BA 27/02/1919
BOAT-BUILDING AT PORTESSIE
A HUNDRED YEARS RECORD
The name of McIntosh has been associated with the boat-building industry at Portessie for practically a century, and the record of work produced in that time is highly creditable, while the vessels built and launched by the Messr’s McIntosh have earned a name for themselves among the fishermen of the Moray Firth and far beyond it. Boats were supplied for customers as far apart as Stornoway and Eyemouth.
The founder of the boat-building industry at Portessie was Mr. John McIntosh a native of Keith. In his young days Mr. McIntosh was employed in agricultural work but he wanted to become a shipwright and accordingly he went to serve his apprenticeship with Mr. James Ross, Boat-builder, Cullen. After serving his apprenticeship young Mr. McIntosh came to Portessie about the year 1820 ?? and began business as a boat-builder on his own account laying the foundation for a successful business which was carried on by his descendants up until 1918.

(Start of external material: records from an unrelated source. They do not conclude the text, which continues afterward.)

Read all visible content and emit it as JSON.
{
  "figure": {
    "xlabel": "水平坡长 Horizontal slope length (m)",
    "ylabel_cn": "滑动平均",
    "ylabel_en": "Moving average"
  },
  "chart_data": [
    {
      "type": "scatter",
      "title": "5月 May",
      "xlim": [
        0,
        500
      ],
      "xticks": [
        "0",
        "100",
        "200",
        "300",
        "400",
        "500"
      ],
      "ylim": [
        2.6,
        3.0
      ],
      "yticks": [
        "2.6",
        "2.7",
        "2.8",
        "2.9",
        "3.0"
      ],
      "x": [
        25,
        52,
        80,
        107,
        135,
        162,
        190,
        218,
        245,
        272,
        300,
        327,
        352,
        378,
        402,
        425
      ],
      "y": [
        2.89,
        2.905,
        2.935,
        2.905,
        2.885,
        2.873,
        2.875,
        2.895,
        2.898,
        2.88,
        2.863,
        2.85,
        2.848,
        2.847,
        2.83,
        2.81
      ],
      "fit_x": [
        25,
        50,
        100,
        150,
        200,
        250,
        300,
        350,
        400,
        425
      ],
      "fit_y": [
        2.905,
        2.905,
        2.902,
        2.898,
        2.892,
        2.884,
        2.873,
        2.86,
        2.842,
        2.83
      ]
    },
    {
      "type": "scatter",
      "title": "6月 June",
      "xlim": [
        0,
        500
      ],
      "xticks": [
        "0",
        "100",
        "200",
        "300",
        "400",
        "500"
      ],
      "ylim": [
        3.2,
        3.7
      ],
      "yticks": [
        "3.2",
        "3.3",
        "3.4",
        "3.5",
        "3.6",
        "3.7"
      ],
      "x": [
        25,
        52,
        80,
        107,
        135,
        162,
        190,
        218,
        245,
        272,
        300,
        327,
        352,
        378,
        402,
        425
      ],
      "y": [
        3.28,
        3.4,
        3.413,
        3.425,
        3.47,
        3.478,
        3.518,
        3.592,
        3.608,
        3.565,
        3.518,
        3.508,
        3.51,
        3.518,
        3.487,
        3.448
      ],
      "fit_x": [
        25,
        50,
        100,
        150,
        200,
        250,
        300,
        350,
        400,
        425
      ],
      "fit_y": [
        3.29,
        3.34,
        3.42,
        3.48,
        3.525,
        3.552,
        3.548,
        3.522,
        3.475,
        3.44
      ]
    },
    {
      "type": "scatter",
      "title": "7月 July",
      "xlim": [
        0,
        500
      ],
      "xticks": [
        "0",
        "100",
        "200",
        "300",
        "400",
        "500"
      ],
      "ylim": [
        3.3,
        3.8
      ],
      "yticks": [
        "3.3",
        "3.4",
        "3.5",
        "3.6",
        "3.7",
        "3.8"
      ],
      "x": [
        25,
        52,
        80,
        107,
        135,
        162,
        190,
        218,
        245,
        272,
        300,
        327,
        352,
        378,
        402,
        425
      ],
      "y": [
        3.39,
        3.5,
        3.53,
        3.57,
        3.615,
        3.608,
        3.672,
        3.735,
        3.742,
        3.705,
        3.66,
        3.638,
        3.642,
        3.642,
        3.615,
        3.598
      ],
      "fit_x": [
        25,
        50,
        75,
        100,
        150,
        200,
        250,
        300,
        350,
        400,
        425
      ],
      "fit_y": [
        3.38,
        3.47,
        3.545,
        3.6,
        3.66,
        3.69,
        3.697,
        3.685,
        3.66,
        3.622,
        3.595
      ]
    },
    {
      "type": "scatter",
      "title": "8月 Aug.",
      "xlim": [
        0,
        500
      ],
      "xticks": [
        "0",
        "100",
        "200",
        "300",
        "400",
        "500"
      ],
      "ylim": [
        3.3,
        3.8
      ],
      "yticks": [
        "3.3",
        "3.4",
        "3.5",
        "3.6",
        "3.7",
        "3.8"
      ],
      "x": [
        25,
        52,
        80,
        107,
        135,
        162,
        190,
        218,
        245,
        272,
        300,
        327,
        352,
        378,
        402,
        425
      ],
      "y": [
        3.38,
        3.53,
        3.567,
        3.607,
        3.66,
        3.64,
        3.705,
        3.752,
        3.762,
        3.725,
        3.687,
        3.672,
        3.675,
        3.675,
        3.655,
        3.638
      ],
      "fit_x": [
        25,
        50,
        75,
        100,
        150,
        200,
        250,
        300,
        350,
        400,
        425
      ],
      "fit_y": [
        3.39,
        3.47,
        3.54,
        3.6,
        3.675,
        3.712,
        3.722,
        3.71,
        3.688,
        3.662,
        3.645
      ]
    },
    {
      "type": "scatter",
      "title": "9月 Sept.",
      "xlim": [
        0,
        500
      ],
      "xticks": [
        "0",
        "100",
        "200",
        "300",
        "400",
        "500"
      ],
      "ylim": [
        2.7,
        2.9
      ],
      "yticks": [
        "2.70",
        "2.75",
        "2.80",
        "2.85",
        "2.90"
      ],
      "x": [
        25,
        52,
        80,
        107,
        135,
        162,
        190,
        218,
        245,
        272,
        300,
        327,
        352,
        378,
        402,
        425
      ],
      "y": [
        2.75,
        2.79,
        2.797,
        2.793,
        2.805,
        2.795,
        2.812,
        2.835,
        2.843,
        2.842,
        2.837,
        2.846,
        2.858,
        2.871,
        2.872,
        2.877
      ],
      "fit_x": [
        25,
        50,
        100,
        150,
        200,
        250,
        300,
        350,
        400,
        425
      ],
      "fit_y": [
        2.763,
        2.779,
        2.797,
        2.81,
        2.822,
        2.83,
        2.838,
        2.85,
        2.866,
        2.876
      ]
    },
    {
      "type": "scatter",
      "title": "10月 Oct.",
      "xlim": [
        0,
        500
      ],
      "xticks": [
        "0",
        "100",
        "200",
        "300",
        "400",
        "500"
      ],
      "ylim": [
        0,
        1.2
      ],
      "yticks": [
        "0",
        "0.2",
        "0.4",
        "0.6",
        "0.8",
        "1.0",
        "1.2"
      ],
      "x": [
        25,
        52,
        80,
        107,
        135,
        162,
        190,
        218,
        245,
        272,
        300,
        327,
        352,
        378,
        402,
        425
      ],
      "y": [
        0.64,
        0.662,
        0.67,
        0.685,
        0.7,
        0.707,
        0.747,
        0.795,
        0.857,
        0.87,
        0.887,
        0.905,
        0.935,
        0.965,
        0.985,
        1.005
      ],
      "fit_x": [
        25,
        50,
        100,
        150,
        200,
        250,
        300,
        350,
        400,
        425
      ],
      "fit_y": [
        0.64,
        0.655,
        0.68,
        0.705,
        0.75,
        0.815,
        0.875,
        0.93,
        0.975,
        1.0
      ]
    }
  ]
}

A hundred years ago the fishing boats in use were only about 30ft of keel and cost something like £30. They were of the Scaff type and were all undecked, but gradually they began to be partially decked and then fully decked, while the length of boats increased to some 60ft of keel, which brought up the price of a sailboat’s hull to £540.
In the first yard at Portessie numbers of young men served their apprenticeship with Mr. McIntosh before leaving and establishing boat-building yards for themselves along the Firth. These included George Smith ‘Bodie’ & William Gardiner ‘Bo’ Cullen. The founder of the industry in Portessie was succeeded in business by his son, Mr. William McIntosh, who in turn took his sons John & William into the business which developed with the advance of the fishing industry along the coast. Bigger and better boats were constantly in demand by the enterprising fishermen of the district who latterly discarded the Scaff boat and adopted the Zulu type into which they introduced the steam capstan which became an essential part of equipment of every fishing vessel.
About 900 fishing boats were built in the Portessie yard, the majority of the vessels being Scaffs for which Mr. William McIntosh (son of the founder) was famous. Mr William R. McIntosh (the founders grandson) was in the firm at Portessie for ten years but in 1893 he established a yard for himself at Ianstown, to which all work was subsequently transferred on the death of his brother John. Here he made a name for himself as a builder of Zulus, the boats he produced being noted for strength and durability. The substantial nature of Mr. McIntosh’s Zulus may be gauged from the fact that after some 20 years service many were fitted with motors and could compete with steam drifters.
Mr. McIntosh had to move with the times and when the demand came for steam drifters he adapted his yard for their production. During the time he was in business on his own account he built 130 sailboats and drifters which, added to the number of craft built by his father and grandfather, brings out the respectable total of over 1,000 vessels put in the water by this family in the course of a century.
Last year the extensive Ship-building & Engineering establishment of Jones Messr’s Jones Buckie Slip & Shipyard acquired Mr. McIntosh’s business - both Mr. McIntosh and his son having an interest in the new firm - but the name of McIntosh will long be remembered as one of the pioneers of the boat-building industry on the Moray Firth.